Poor prognostic factors include: lesion ≥2 cm, deep submucosal invasion or beyond, Ki-67 ≥3%, lymphovascular invasion, poorly differentiated and presence of atypia or necrosis.[2]
Carcinoid crisis is provoked by tumor manipulation before or during surgery that can be prevented by subcutaneous or intravenous octreotide.[2]
The first-line treatment for any polyp that is more than 1 cm or suspicious of malignancy is endoscopic polypectomy. Endoscopic polypectomy is adequate for types 1 and 2 gNETs. Further surgical treatment is necessary for type 3 gNETs and type 1 or 2 gNETs where endoscopic treatment is not feasible or there is presence of poor prognostic factors. Total or subtotal gastrectomy allows adequate removal of G-cells that is not attainable by antrectomy. Lymphadenectomy is added in the presence of poor prognostic factors or extragastric disease.[2] Octreotide decreases the gastrinemia but discontinuation of this treatment allows a rise in serum gastrin levels at 1 year follow-up. This treatment is reserved for patients unfit for surgery.[10] Vitamin B12 supplementation is given in all cases.[2]
The latest development includes netazepide (YF476) that is a potent and highly selective cholecystokinin 2 receptor antagonist belonging to the benzodiazepine class. They cause regression of type 1 gNETs and normalize CgA levels.[6]

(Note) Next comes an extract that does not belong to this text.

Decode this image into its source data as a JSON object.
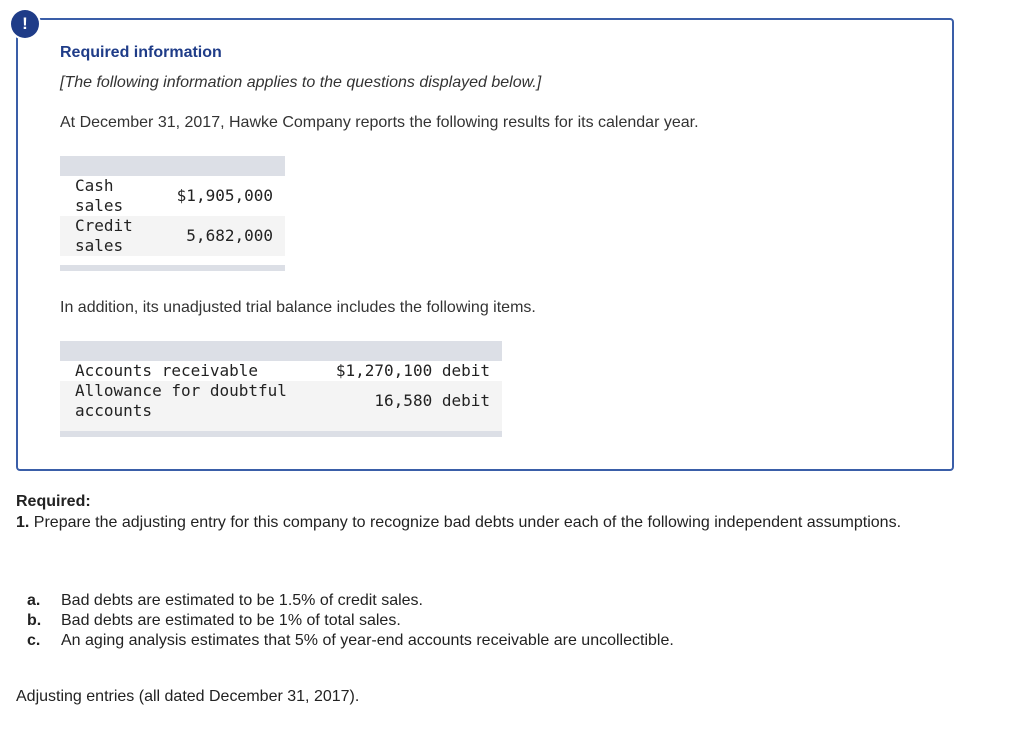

Extrahepatic metastasis or recurrent symptomatic disease is treated with systemic therapy consisting of cytotoxic chemotherapy (streptozocin combined with 5-fluorouracil or cyclophosphamide, doxorubicin mono drug or with 5-fluorouracil, dacarbazine or temozolomide, oxaliplatin with capecitabine or 5-fluorouracil with leucovorin) or molecular-targeted agents (bevacizumab, sorafenib, sunitinib, pazopanib, and everolimus).[11] These tumors also reportedly benefited from targeted radiotherapy with 177Lu octreotide.[12]
Carcinoid Syndrome
Carcinoid syndrome occurs in type 3 gNETs due to the release of histamine from the tumor cells. This causes erythema, itching, diarrhea, and bronchospasm. Symptoms are controlled with somatostatin analogs (octreotide or lanreotide) and low-dose interferon-alfa for refractory cases.[3]
Follow-up
Median survival of gNETs ranges from 13 months to more than 10 years.[2]

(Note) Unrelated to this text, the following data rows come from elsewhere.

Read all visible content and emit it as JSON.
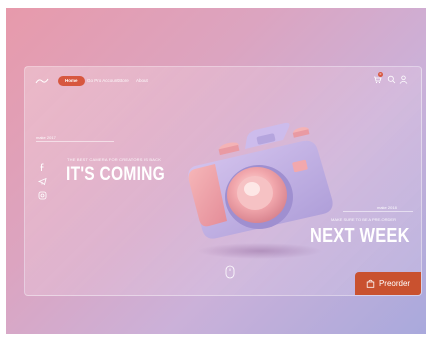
{
  "nav": {
    "home_label": "Home",
    "links": [
      "Go Pro Account",
      "Store",
      "About"
    ],
    "cart_count": "0"
  },
  "hero": {
    "left_tag": "make 2017",
    "left_subtitle": "THE BEST CAMERA FOR CREATORS IS BACK",
    "left_headline": "IT'S COMING",
    "right_tag": "make 2018",
    "right_subtitle": "MAKE SURE TO BE A PRE-ORDER",
    "right_headline": "NEXT WEEK"
  },
  "cta": {
    "preorder_label": "Preorder"
  },
  "icons": {
    "logo": "logo-icon",
    "cart": "cart-icon",
    "search": "search-icon",
    "user": "user-icon",
    "facebook": "facebook-icon",
    "telegram": "telegram-icon",
    "instagram": "instagram-icon",
    "scroll": "mouse-scroll-icon",
    "bag": "shopping-bag-icon"
  },
  "colors": {
    "accent": "#d7573f",
    "preorder": "#c9512f",
    "camera_body": "#c6b2e6",
    "camera_lens": "#f0a6ae"
  }
}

The recommendation of the National Comprehensive Cancer Network for follow-up consists of history, physical examination, UGIE, abdominal CECT or magnetic resonance imaging, and serum CgA every 6 months for 1 to 2 years, annually for 4 years and then every 2 years until 10 years after surgery. Types I and II lesions <2 cm and without poor prognostic factors or features suspicious of malignancy may only be followed with history, physical examination, and UGIE every 6 to 12 months.[2] Serum CgA is used to monitor any recurrence following chemotherapy. However, somatostatin analogs and PPIs may alter these levels thereby reducing their sensitivity.
Overall, the following algorithm may be used to treat gNETs ([Fig. 6]).

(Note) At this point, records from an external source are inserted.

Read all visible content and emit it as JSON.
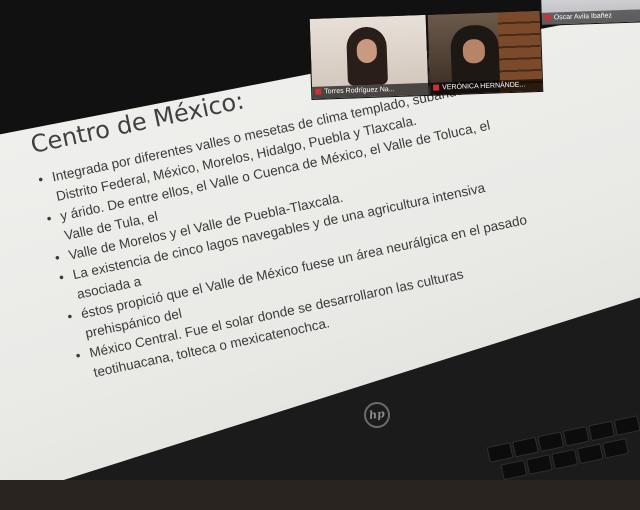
{
  "slide": {
    "title": "Centro de México:",
    "bullets": [
      "Integrada por diferentes valles o mesetas de clima templado, subárido:",
      "Distrito Federal, México, Morelos, Hidalgo, Puebla y Tlaxcala.",
      "y árido. De entre ellos, el Valle o Cuenca de México, el Valle de Toluca, el",
      "Valle de Tula, el",
      "Valle de Morelos y el Valle de Puebla-Tlaxcala.",
      "La existencia de cinco lagos navegables y de una agricultura intensiva",
      "asociada a",
      "éstos propició que el Valle de México fuese un área neurálgica en el pasado",
      "prehispánico del",
      "México Central. Fue el solar donde se desarrollaron las culturas",
      "teotihuacana, tolteca o mexicatenochca."
    ]
  },
  "participants": [
    {
      "name": "Torres Rodríguez Na...",
      "muted": true
    },
    {
      "name": "VERÓNICA HERNÁNDE...",
      "muted": true
    },
    {
      "name": "Oscar Avila Ibañez",
      "muted": true
    }
  ],
  "laptop": {
    "brand_logo": "hp"
  },
  "colors": {
    "slide_bg": "#eeeeeb",
    "slide_text": "#3b3b3b",
    "mic_muted": "#d03030"
  }
}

Fig. 6 Treatment algorithm for gNETs. CgA, chromogranin A; gNET, gastric neuroendocrine tumor; HPE, histopathological examination; UGIE, upper gastrointestinal surgery.
Conclusion
gNETs consist of a rare complex disease that includes different subtypes with distinct management and prognosis. Correct identification of the clinical type and histological grade allows for a tailored management. A suspicion of gNET must be kept in mind in a patient presenting with vague symptoms of abdomen pain and self-limiting hematemesis with a polyp on UGIE.